Stefanie Rusch und Bernhard Waldmann sichten in ihrem Beitrag «Kantonale Notrechtssysteme – Eine vergleichende Übersicht des intrakonstitutionellen Notrechts in den Kantonen» des Forschungsfeldes «Föderalismus» die bunte Vielfalt der kantonalen Notrechtssysteme. In einer vergleichenden Untersuchung analysieren die Autoren die verfassungsrechtlichen Notrechts- und Notstandsklauseln anhand von Systematik, Anwendungsvoraussetzungen, Kompetenzumfang sowie rechtsstaatlich-demokratischen Kompensationsmechanismen und versuchen, entsprechende Gemeinsamkeiten und Unterschiede herauszuarbeiten – nicht zuletzt vor dem Hintergrund der Covid-19-Pandemie und anderer Krisensituationen. In einer abschliessenden Würdigung der kantonalen Normierungen skizzieren sie die wesentlichen Elemente von Notrechtssystemen, welche sowohl rasches als auch hinreichend legitimiertes Handeln in ausserordentlichen Situationen ermöglichen.

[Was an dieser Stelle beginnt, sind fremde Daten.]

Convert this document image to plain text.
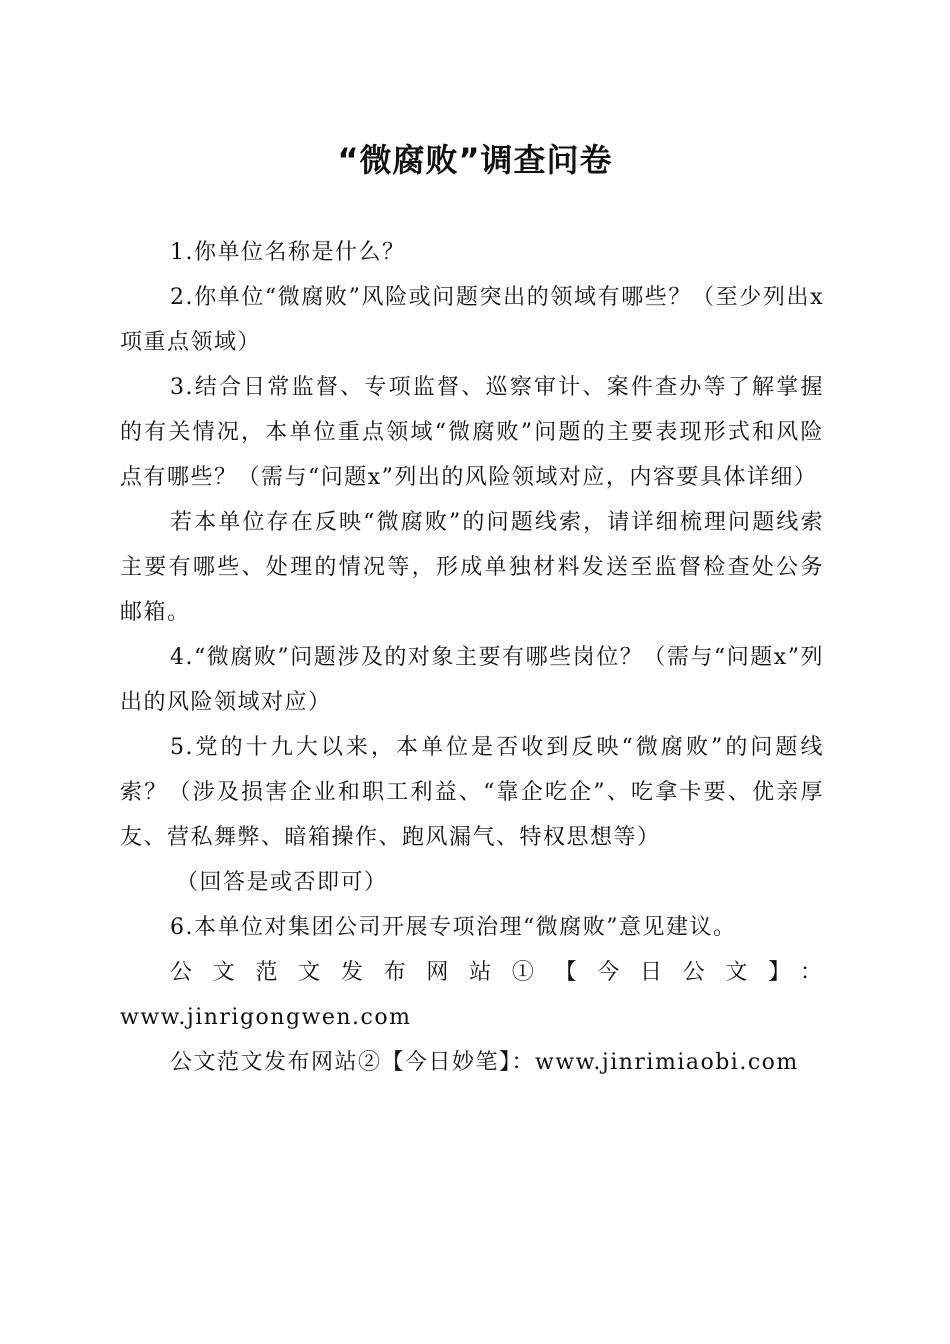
“微腐败”调查问卷

1.你单位名称是什么？

2.你单位“微腐败”风险或问题突出的领域有哪些？（至少列出x项重点领域）

3.结合日常监督、专项监督、巡察审计、案件查办等了解掌握的有关情况，本单位重点领域“微腐败”问题的主要表现形式和风险点有哪些？（需与“问题x”列出的风险领域对应，内容要具体详细）

若本单位存在反映“微腐败”的问题线索，请详细梳理问题线索主要有哪些、处理的情况等，形成单独材料发送至监督检查处公务邮箱。

4.“微腐败”问题涉及的对象主要有哪些岗位？（需与“问题x”列出的风险领域对应）

5.党的十九大以来，本单位是否收到反映“微腐败”的问题线索？（涉及损害企业和职工利益、“靠企吃企”、吃拿卡要、优亲厚友、营私舞弊、暗箱操作、跑风漏气、特权思想等）

（回答是或否即可）

6.本单位对集团公司开展专项治理“微腐败”意见建议。

公文范文发布网站①【今日公文】：

www.jinrigongwen.com

公文范文发布网站②【今日妙笔】：www.jinrimiaobi.com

Vorab weisen die Autoren darauf hin, dass ein Verzicht auf ein Notrechtssystem auf Kantonsebene mit dem Rechtsstaat nur schwer vereinbar und aus Gründen der Demokratie sowie der Rechtssicherheit unerlässlich sei. Neben der zwingenden Verankerung auf Verfassungsstufe, müsse das Verhältnis der Notrechts- und Notstandsklauseln zueinander und zu allfälligen spezialgesetzlichen Ermächtigungsklauseln sowie der polizeilichen Generalklausel geklärt werden. Zwar sei von einer allzu ausufernden Regelungstätigkeit Abstand zu nehmen, doch müssten in den Notrechts- und Notstandsklauseln zwingend der Umfang der Massnahmenkompetenzen sowie die rechtsstaatlich-demokratischen Korrektive verankert werden. Im Ergebnis läge die grösste Schwierigkeit darin, das Spannungsverhältnis zwischen einer den spezifischen Eigenschaften einer Krise Rechnung tragenden Normdichte einerseits und der gebotenen Rechtssicherheit andererseits aufzulösen.